Researchers from Monash University reviewed all available research by May 2021 and found that current models of educational activities for primary care professionals are not working and new approaches are needed.
Interventions and outcomes
In this review, the researchers included randomized controlled trials or studies of a similar design that examined educational activities aimed at any health care provider involved in the management of COPD in primary care.
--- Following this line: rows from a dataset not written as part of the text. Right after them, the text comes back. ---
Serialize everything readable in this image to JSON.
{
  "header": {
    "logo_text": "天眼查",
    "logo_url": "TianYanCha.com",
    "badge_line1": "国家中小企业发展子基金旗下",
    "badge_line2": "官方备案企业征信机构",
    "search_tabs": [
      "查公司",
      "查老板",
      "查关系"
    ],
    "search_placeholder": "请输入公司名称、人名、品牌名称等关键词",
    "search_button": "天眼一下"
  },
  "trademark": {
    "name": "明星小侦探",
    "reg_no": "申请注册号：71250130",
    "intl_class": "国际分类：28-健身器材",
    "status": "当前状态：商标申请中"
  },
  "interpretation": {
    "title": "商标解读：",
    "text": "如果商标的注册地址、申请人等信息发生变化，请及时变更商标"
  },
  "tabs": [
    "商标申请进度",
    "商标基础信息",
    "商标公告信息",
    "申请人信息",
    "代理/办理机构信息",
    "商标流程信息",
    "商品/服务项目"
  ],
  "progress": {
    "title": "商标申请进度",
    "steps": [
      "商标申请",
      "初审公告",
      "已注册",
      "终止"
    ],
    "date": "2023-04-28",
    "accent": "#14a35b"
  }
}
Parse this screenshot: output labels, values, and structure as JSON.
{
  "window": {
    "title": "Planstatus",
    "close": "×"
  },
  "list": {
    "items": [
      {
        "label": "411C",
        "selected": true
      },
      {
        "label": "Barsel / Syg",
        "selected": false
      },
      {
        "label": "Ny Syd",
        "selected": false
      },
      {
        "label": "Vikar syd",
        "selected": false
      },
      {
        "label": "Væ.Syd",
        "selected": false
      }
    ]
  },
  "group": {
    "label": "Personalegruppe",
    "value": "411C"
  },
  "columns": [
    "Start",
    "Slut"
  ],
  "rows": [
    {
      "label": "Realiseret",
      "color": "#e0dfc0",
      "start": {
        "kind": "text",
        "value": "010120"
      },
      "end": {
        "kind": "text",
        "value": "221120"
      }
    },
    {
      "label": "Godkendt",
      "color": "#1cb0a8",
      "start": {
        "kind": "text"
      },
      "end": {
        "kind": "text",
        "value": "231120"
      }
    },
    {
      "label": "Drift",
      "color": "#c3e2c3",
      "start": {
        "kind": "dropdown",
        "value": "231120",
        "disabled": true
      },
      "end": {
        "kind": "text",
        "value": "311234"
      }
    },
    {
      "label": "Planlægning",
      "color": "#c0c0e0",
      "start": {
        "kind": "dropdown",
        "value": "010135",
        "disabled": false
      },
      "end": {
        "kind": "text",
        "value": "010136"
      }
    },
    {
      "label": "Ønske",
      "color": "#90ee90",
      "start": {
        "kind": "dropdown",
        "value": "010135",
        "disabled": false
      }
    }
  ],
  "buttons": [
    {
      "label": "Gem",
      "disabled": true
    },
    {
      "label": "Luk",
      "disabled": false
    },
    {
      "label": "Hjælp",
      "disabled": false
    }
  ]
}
The research used a number of simple and complex interventions, including training of health professionals through sessions, seminars or online modules, providing practical support tools or toolkits, providing guidance on COPD clinical practice, and training on lung function tests. .
The first author, Dr Amanda Cross, who sits at the Monash Center for the Use of Medicine and Safety (CMUS), said: “There was little evidence that educational activities for health professionals improved COPD management, including the proportion of cases diagnosed with spirometry involved in pulmonary rehabilitation, or the proportion of patients prescribed respiratory medications for COPD are recommended recommendations.
“Interventions and outcomes varied widely between studies, and there were a number of limitations in the design and reporting of the studies included that affected the overall quality of the evidence.”
Professor Michael Abramson, a COPD expert from the Monash School of Public Health and Preventive Medicine, said: “Based on this review, we concluded that further high-quality research is needed to determine the effectiveness of educational interventions for health professionals treating COPD. in primary care to help improve outcomes for COPD sufferers ”.
The senior review author and member of the COPD Recommendations Committee of the Lung Foundation Australia, Dr Johnson George of CMUS, is conducting a new cluster randomized controlled trial to address some of the shortcomings in primary care associated with COPD treatment.
“COPD is not only a complex disease, but also a heterogeneous condition and requires a personal approach to medicine,” he said.
The TerRACOTTA Study on the Treatment of COPD for Prevention of Hospitalization will be the first of its kind to offer individualized interventions to treat COPD for people at risk of exacerbation to improve quality of life and avoid hospitalization.
Treatable traits refer to the individual assessment of patients for a specific set of treatable problems, followed by the development and implementation of an individual treatment program. Primary care is ideal for individual preventive measures and the beginning of early treatment aimed at curative traits.
George said that the results of the study will be effective in clinical practice and contribute to the continuous improvement of the quality of COPD: “COPD was the main reason for hospitalization due to chronic diseases in Australia in 2016-2019. Our study aims to demonstrate the effectiveness of coordinated interventions aimed at treatable traits in patients with moderate to severe COPD in general practice to improve health-related quality of life and reduce hospitalizations / emergency department visits.
“TERRACOTTA will focus on the national deployment of an interdisciplinary model of health care to inform about its expansion as a regular service,” George said.
A randomized controlled trial of TERRACOTTA was funded at the initiative of GSK researchers. The court has received the approval of ethical norms and the recruitment of patients should begin soon.